Patriotisme, nation et unité : une fidélité française
À une époque où l’attachement national est trop souvent suspecté d’arrière-pensées, le patriotisme mérite d’être repensé avec sérénité. Dans son ouvrage Éloge du patriotisme, le philosophe Michel Lacroix rappelle une vérité simple : le patriotisme n’est pas d’abord une idéologie, mais un sentiment humain fondamental, celui de l’appartenance à une communauté historique et politique.
Ce rappel est précieux, car il permet de sortir d’une confusion entretenue depuis des années : aimer sa patrie ne signifie ni se fermer au monde ni rejeter les autres. Cela signifie reconnaître l’existence d’un cadre commun qui rend possible la vie politique, la solidarité et la transmission.

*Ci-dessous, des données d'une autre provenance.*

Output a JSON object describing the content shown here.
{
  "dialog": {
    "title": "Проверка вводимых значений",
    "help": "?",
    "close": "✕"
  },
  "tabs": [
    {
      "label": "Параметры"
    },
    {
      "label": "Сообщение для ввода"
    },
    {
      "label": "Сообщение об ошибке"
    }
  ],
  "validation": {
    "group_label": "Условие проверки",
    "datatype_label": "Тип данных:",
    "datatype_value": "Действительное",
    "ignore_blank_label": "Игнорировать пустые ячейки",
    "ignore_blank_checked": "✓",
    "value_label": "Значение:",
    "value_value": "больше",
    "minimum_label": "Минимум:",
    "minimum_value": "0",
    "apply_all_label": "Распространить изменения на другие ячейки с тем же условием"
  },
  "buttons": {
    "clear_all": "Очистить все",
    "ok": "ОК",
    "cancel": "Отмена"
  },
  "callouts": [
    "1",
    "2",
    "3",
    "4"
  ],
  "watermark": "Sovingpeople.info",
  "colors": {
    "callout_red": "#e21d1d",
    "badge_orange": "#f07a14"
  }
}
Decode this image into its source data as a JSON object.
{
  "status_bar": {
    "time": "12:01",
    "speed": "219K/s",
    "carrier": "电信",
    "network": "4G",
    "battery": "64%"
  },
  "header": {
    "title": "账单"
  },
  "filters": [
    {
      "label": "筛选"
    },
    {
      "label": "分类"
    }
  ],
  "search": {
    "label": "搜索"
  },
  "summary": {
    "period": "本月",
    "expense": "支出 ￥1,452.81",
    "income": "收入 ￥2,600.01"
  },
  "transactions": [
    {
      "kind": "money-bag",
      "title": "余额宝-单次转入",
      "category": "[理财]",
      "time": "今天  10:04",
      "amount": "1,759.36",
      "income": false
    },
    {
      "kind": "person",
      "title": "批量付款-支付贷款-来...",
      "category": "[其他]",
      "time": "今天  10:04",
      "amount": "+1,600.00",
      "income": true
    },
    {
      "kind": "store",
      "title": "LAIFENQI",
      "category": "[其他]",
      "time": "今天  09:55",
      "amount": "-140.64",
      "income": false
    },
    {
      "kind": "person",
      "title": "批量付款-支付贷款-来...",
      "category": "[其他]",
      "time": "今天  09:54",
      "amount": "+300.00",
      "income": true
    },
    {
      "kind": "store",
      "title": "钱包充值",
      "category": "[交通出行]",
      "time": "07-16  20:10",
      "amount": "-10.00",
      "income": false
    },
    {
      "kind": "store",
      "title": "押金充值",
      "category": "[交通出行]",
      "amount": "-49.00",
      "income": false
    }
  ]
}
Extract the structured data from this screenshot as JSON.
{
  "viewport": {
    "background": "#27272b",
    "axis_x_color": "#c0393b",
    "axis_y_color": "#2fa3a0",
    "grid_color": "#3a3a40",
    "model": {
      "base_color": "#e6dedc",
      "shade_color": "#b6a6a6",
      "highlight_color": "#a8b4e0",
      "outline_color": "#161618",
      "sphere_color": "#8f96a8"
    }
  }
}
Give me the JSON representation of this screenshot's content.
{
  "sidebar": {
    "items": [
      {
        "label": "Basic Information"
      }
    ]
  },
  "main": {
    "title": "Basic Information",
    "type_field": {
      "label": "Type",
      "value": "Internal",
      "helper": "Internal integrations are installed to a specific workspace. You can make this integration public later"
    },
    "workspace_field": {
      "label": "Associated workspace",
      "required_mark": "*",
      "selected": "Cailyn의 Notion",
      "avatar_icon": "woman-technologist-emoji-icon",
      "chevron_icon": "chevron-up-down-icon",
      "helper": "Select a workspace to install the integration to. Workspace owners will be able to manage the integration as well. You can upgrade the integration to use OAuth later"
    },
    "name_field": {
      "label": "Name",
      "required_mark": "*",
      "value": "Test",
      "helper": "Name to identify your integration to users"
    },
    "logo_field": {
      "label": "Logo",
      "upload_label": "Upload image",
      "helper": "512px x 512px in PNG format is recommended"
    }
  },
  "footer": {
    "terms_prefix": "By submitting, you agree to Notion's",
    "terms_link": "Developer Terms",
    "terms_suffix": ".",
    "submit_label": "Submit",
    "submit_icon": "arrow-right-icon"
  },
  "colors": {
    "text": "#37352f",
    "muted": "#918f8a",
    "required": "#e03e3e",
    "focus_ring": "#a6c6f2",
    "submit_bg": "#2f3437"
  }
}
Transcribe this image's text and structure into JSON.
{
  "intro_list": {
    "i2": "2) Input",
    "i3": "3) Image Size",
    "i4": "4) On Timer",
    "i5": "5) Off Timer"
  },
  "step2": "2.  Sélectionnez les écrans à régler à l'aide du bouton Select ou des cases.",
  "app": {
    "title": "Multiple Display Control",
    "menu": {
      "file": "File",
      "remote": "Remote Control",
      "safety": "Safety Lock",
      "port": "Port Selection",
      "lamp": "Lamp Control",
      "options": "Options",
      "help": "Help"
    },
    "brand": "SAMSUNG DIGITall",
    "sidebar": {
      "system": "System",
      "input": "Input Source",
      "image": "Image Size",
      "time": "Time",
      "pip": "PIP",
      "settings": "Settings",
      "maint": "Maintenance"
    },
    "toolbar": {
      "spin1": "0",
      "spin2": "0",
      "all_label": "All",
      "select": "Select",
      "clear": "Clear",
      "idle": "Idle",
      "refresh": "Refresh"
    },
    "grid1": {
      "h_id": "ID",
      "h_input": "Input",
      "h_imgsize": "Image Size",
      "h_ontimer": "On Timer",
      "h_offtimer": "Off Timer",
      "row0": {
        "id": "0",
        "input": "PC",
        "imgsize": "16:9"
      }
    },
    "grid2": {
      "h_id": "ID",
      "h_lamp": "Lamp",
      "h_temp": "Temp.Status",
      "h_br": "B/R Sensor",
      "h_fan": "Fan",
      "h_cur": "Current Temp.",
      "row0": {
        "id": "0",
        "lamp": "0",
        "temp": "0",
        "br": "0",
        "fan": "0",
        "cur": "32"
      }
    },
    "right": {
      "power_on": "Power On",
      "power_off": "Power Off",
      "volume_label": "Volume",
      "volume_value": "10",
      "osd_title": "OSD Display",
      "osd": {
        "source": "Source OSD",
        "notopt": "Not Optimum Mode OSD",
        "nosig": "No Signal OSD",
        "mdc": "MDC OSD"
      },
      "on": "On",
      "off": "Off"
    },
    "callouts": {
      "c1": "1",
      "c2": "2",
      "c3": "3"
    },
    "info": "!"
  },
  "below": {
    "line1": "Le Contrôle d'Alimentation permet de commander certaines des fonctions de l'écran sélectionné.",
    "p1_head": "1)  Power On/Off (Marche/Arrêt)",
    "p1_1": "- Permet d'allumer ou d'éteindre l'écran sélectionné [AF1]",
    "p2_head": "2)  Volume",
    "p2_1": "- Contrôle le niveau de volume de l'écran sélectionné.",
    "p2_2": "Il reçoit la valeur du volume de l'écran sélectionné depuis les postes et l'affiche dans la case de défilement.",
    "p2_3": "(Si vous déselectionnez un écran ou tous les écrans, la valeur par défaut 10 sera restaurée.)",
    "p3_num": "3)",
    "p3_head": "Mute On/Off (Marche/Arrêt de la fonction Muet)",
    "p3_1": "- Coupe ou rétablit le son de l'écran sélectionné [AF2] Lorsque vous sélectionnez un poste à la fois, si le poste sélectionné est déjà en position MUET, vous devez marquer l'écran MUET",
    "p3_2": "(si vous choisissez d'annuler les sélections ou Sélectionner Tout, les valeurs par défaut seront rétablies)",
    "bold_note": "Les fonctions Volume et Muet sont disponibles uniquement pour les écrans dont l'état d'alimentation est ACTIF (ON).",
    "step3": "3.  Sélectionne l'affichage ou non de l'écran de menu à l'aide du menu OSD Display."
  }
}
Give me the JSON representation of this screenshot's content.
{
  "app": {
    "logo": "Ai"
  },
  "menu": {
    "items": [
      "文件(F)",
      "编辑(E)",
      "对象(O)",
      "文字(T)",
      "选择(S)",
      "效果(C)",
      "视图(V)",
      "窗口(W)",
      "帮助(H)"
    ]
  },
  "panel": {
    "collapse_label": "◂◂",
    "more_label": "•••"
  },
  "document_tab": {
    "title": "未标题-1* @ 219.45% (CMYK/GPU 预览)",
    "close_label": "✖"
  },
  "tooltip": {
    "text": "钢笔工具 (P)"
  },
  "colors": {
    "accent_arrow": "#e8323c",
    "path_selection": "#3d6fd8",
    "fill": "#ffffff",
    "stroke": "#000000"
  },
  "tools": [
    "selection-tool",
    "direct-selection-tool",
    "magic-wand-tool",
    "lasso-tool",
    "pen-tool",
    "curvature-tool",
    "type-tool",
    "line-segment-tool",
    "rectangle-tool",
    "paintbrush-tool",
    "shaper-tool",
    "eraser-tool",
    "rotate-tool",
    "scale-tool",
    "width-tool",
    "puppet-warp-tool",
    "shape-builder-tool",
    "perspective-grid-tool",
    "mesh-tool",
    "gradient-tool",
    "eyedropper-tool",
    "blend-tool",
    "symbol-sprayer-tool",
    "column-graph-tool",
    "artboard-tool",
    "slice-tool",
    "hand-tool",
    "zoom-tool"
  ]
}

Michel Lacroix formule cette idée avec une grande clarté : être français, écrit-il en substance, c’est accepter de dire que les appartenances particulières — qu’elles soient bretonnes, vendéennes, lorraines, corses, africaines, maghrébines, asiatiques, turques ou roumaines — peuvent être chères à chacun, mais qu’elles trouvent leur pleine signification dans une appartenance plus haute : la patrie. Autrement dit, la nation ne nie pas les identités particulières ; elle les ordonne et les rassemble.
Cette idée d’unité nationale résonne profondément avec la tradition bonapartiste à laquelle je me sens attaché. Le bonapartisme repose sur une conviction claire : la nation française ne peut être forte que lorsqu’elle dépasse les divisions de naissance, de province ou de faction pour se reconnaître dans un destin commun. L’État, dans cette tradition, n’est pas un simple appareil administratif ; il est l’instrument par lequel la nation s’organise, se protège et se projette dans l’histoire.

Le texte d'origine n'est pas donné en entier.